I needed to put my current position into perspective so I read Angela’s Ashes from cover to cover and listened to Leonard Cohen.
It’s strange how the Kaikoura earthquake can cause a three-week delay processing my disability certificate, yet an online declaration of earnings can trigger an overnight letter in a heartbeat. A letter that ended with a spiel about attending interviews and courses and about how l must accept any suitable job offer of work for at least 30 hours a week and provide evidence to WINZ of what I’m doing towards this. There were even helpful suggestions about contacting employers in my area and visiting employment agencies. Fat chance.
By this stage I wasn’t only feeling depressed, I was angry.

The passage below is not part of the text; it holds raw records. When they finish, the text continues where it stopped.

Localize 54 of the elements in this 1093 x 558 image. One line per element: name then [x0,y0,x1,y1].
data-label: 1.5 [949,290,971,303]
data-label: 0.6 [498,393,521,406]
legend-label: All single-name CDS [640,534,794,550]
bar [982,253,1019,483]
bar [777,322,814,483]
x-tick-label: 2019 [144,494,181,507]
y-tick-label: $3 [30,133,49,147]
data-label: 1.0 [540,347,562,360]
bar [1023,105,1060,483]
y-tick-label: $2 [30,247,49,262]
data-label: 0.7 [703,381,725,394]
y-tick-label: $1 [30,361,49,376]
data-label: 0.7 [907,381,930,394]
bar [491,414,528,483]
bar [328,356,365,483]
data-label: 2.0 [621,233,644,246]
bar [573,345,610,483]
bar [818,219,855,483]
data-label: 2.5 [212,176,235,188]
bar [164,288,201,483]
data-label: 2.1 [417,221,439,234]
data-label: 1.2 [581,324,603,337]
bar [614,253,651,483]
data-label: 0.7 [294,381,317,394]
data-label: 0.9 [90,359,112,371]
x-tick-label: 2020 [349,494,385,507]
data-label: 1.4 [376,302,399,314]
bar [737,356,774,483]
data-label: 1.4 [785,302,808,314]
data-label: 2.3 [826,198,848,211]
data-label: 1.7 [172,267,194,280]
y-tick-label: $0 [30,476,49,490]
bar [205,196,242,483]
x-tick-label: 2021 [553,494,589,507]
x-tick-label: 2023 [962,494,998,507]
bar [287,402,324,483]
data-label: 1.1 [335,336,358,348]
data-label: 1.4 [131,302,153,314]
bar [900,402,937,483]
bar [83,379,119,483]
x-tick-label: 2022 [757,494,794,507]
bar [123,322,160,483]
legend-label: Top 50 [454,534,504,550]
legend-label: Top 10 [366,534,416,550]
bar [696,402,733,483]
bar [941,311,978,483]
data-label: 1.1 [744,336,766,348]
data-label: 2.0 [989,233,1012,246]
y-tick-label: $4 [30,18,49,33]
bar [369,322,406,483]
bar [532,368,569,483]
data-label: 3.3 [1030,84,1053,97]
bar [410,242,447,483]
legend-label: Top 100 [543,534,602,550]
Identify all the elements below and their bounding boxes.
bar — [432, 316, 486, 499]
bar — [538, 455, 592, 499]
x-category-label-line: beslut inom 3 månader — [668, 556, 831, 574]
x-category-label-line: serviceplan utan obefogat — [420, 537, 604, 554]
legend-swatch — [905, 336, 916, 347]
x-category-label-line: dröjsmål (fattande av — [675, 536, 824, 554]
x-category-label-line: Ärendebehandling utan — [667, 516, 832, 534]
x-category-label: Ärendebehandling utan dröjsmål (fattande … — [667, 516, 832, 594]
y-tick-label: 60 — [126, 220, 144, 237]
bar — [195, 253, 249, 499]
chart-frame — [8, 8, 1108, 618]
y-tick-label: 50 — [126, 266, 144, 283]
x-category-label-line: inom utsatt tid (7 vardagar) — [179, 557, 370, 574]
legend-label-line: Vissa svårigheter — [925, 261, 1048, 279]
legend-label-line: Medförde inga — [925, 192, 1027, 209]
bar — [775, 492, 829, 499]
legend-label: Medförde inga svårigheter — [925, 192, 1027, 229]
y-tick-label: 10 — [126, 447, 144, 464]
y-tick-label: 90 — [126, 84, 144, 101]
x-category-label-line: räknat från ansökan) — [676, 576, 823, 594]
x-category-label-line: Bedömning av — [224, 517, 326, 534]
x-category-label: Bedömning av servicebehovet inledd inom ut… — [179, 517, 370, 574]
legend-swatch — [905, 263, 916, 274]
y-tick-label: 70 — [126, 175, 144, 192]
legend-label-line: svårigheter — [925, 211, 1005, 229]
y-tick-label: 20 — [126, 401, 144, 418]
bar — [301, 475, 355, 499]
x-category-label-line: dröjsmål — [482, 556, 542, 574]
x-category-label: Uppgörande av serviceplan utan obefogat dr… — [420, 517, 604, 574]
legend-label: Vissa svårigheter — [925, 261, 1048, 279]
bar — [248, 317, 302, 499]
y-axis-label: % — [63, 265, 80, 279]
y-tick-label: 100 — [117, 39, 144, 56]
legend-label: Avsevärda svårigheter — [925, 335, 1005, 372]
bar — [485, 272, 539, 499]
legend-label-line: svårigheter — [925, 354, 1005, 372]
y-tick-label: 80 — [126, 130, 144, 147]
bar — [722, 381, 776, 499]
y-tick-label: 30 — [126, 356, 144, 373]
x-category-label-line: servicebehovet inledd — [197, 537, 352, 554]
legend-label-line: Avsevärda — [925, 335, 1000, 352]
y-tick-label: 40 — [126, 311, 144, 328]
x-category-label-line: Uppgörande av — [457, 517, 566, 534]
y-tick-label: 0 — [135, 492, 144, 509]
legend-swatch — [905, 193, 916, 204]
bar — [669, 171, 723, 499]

I’m sure I’m not the first person who has just had their life turned upside down with a distressing diagnosis only to find they have to put up with this sort of stressful and inappropriate correspondence. I phoned WINZ. I was told to ignore the letter as it was computer generated and my disability allowance was in the process of being investigated and actioned. I’m happy to say that this finally came to pass but I feel desperately sorry for anyone in this position who may have a more upsetting and debilitating condition than I do and who might be less capable than me of dealing with this sort of inane crap.
I am unsurprised by the fact that state beneficiaries are often the ones who suffer from mental health problems, particularly depression. I also feel sorry for the staff at WINZ because their dysfunctional system pushes people to such levels of frustration that it puts them in the firing line for all kinds of abuse for things that aren’t necessarily their fault. Why is there not such a thing as a Sickness Benefit? And why did I have to keep sending off Medical Certificates every three months when I have an incurable disease. Do WINZ know something about a forthcoming cure for MS that no-one else does? Why must they treat people with genuine disabilities as full-time job seekers when they are physically and mentally incapable of pursuing that course of action. Not only is it intimidating, it’s inhumane.
Furthermore, it would go a long way to preserving the mental wellbeing of this vulnerable group if we weren’t being constantly overwhelmed with a tsunami of irrelevant system-generated correspondence. Perhaps I should write The Beginners Guide to WINZ Correspondence You Can Safely Ignore as it’s impossible to know when to take it seriously and or when to chuck it in the bin.
People with disabilities haven’t deliberately made some sort of lifestyle choice. Most have paid their taxes and like me, have struck a hurdle and only want to be in a position to pay their living expenses. Let’s face it, no-one in their right mind would willingly choose to get caught up in the peculiarities of this unfathomable system.